Super Rugby's started and people are moaning.

 

It's a seasonal occurrence these days. Kickoff coinciding with an annual angst-fest about the comp starting way too early  and this year that gripe aligned with constant complaints regarding our All Blacks and how much, or little, they are allowed to play.

 

Of course, in all these sorts of arguments first thing needed is a scapegoat, so come on down Mr Steve Hansen!

 

As well as being blamed for Brexit, global warming, Donald Trump's hairdo and Ozzie cricket's sandpaper scandal the All Black coach is once again the main focus of all the finger-pointing around who's actually responsible for where and when these  players will and won't appear.

 

Look, I won't bore you with the real story of how this unworkable situation was eventually resolved, if you're that keen on reading those details then it's all there on the NZR website – fill your boots and successfully cure whatever insomnia you may've once had.

 

Suffice to say it's a little more involved than the conspiracy theorists will have you believe and Steve Hansen in fact does not tell every NZ super coach each week who to pick and how much they must rest.

 

The one maddeningly absent voice amongst this whole debate is that from the players.

 

Why are they or their representative RPA so silent on this issue?
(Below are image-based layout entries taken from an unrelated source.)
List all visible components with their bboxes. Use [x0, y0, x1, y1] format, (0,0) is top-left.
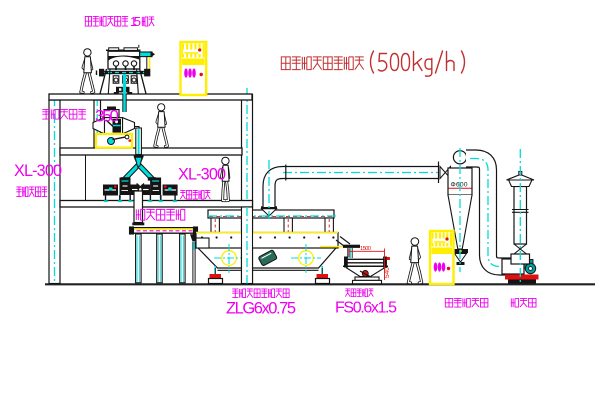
svg-text:350: 350 [95, 107, 119, 126]
svg-text:ZLG6x0.75: ZLG6x0.75 [226, 300, 296, 318]
svg-text:1500: 1500 [360, 246, 371, 252]
svg-text:1.5: 1.5 [130, 14, 141, 29]
svg-text:FS0.6x1.5: FS0.6x1.5 [335, 300, 397, 317]
svg-text:XL-300: XL-300 [14, 162, 62, 180]
svg-text:540: 540 [384, 267, 391, 278]
svg-text:Φ600: Φ600 [451, 182, 468, 189]
svg-text:XL-300: XL-300 [178, 166, 226, 184]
Why are they happy for their coach to cop it all when they were also fully and equally involved in all negotiations insisting on these same enforced breaks to keep themselves fresh for the ultimate prize that awaits in Japan?

 

I challenge one player, one senior All Black, to publicly state that he wishes he could play every game of Super Rugby.

 

The reason they won't is because they don't.

 

Make no mistake, the players know exactly where their bread is buttered. The biggest financial rewards come from playing for the national team. The most lucrative end-of-career contracts are given to those with the best and most impressive All Black appearances. The World Cup is the ultimate platform from which to advertise their wares.

 

Even the most vehement coach haters must be able to understand that equation. And if they don't or won't then at least come October all will be forgotten and, if we three-peat in Yokohama, maybe even forgiven.